The following weekend we saw The Mechant of Venice which was brought to us by Theater for a New Audience.  Updating old shit basically.  And it’s still shit to say the least.  

I loathe this theater (Bank of America Theater) with a passion – but too bad since there’s three shows being put in here this season – so this was the first one.  Our seats were cheaper and much better than the last time we were here for Rock of Ages.  Note to people going to this theater – even in the first row of the dress circle you cannot see the entire stage.  So our new seats are first row balcony.  And though STEEP you can finally see everything!  

This show is throwing around the name F. Murray Abraham like crazy.  He looks familiar….not *too* familiar….I had to have IMDB help me out on that one.  Oh, he was Noah in Muppets From Space.  Okay.  That’s about all I know of him.

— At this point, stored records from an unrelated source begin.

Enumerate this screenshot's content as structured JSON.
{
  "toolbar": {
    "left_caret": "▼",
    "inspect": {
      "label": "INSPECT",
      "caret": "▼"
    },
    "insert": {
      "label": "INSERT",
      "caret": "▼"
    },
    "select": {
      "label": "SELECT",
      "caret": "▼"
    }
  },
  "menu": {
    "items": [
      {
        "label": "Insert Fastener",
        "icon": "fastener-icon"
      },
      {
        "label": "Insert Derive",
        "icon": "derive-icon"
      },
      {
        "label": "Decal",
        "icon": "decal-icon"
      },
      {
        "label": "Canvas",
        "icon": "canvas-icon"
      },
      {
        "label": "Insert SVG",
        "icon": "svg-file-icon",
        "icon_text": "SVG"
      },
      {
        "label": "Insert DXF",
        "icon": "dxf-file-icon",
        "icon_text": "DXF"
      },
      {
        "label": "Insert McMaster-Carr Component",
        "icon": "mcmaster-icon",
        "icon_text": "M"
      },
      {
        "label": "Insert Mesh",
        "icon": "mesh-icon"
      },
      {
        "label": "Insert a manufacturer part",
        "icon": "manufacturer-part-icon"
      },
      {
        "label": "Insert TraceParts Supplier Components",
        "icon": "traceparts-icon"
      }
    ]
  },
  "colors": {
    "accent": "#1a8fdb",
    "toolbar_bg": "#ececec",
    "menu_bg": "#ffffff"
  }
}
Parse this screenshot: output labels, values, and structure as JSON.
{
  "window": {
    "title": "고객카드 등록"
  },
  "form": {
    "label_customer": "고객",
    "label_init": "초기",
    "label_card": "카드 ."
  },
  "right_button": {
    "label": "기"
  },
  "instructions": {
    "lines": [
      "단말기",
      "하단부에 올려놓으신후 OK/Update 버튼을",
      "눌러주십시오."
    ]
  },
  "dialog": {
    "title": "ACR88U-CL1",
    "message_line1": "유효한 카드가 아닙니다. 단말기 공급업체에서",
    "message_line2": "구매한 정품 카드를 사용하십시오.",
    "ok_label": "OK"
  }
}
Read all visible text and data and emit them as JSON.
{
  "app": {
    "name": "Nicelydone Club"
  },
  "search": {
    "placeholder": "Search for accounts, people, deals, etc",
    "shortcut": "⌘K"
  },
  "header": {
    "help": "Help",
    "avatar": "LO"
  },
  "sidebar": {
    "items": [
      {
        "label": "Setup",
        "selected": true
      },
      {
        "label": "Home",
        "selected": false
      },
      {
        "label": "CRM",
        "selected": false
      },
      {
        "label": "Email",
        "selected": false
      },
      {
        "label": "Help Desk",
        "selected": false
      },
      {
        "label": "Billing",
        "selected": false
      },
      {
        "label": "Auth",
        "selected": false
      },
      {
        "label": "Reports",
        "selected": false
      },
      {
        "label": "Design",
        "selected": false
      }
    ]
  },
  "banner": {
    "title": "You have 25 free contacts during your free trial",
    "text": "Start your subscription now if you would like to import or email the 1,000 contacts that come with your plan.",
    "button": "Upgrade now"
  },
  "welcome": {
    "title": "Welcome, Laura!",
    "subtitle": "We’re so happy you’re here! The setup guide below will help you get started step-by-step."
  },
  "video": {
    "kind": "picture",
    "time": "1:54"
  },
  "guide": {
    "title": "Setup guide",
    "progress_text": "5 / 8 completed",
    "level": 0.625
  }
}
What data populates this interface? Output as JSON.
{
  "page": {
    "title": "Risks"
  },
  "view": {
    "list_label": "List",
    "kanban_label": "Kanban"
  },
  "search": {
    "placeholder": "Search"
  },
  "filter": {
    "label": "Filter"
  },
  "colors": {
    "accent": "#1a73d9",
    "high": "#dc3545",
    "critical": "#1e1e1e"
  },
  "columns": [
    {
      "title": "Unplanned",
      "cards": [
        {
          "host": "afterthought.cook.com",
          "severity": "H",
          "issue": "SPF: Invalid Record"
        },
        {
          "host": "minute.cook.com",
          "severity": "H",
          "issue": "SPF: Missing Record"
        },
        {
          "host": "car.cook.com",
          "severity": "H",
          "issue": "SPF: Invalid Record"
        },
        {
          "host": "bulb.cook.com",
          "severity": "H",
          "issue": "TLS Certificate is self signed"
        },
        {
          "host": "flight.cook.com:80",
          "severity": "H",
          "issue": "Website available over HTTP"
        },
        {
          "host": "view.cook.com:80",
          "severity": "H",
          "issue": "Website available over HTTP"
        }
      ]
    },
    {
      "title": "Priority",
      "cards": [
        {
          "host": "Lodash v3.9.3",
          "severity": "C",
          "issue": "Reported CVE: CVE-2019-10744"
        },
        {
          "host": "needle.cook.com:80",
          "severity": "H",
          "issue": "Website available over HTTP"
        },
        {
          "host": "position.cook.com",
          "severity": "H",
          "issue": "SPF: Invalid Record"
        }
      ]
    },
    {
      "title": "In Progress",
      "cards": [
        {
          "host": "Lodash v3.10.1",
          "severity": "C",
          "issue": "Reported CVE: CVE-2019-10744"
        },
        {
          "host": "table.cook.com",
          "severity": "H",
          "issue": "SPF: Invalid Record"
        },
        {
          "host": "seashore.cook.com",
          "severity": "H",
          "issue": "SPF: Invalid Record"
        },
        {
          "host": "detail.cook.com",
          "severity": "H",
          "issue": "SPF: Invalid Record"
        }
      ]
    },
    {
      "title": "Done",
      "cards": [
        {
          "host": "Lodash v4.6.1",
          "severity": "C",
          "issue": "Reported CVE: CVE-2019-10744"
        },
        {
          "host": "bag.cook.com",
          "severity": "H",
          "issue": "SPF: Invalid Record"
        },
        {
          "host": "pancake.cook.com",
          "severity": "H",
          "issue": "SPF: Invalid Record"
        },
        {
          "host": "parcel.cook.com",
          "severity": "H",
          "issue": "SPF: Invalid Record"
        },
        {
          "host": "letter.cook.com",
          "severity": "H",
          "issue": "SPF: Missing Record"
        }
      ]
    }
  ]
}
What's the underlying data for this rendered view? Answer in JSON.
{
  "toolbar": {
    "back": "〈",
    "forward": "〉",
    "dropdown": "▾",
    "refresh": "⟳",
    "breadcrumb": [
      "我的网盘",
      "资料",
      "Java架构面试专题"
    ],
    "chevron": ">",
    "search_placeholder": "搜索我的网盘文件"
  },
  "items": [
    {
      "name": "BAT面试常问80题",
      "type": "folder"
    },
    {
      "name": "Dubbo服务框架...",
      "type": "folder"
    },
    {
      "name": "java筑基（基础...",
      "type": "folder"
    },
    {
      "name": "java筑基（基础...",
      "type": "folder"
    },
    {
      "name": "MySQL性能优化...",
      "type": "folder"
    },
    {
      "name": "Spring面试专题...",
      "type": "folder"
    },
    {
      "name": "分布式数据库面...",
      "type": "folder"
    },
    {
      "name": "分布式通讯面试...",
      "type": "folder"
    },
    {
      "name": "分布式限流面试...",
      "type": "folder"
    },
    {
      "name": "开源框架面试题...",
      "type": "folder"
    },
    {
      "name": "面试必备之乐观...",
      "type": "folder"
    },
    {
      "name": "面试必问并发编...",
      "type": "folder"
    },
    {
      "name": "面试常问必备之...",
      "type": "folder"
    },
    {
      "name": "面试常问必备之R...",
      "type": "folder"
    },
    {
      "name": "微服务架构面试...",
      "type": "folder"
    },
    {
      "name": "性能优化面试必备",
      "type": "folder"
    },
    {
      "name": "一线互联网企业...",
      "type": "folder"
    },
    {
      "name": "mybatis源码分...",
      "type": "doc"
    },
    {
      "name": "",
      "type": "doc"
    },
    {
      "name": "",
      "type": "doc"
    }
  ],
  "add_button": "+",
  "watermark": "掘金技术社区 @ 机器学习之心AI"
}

In short this was weird.  I know the story having studied Shakespeare for many years in college and high school.  Merchant is not one of my favorite plays to begin with.  And so with this one, it’s taking place in a Wall Street setting and instead of three coffins to choose from it’s three MacBooks.  Ummm….no.

Not to mention we could not hear ANYTHING coming out of the actors mouths.  And Mr. Abraham was the worst.  I think they weren’t miked and for that large of a theater that was unacceptable.  Every time they turned their backs to the audience there was practically silence.  And you could tell every time a joke happened, the main floor would crack up while upstairs it was silent.

Needless to say we left at intermission.  I bitched to Broadway in Chicago on Twitter.  They contacted me.  I emailed them.  They found my wife’s phone number (I would assume through our season ticket information) and called her.  I left a message regarding this and got no answer in return.  I didn’t want anything out of it to be clear, I just hope they got my email and phone message so that perhaps they could make sure this won’t happen again.  

It was a sad two shows though.  A waste of time and money.  

Next week we hit up New York to catch these fine folks in Company at the NY Philharmonic:

Neil Patrick Harris
Patti Lupone
Christina Hendricks
Stephen Colbert
Martha Plimpton
Jon Cryer
etc, etc, etc……

So hopefully that will make up for all the short falling as of late from Chicago’s offerings.  

Has there been a show, concert, or anything you paid a lot of money to see and left early?  Movie even?  

Chicago (the show not the city) For One Week

Figures right after my post about what Broadway in Chicago has announced so far and my thoughts on it, they go and add another one.  I see how it is.  This is what I get for hating on your precious ‘Merchant of Venice‘ on Twitter right?  *wink*

Anywho, announced today is that Chicago will be making a one week stop in Chicago.  It’s been here numerous times (for obvious reasons) and I have yet to see it live on stage.  I love the music and adored the movie, and cannot wait to see what ‘Cell Block Tango’ looks like live!

The only casting announcement so far has been the part of Billy Flynn, who will be played by John O’Hurley.  I would say mostly known for Mr. Peterman on Seinfeld.  I loved him in my favorite episode of The X-Files, ‘The Post-Modern Prometheus‘.  To me, he’s too old, but I’m sure he’ll pull it off!

Great addition BIC!  Hope we can get tickets to this extremely short run!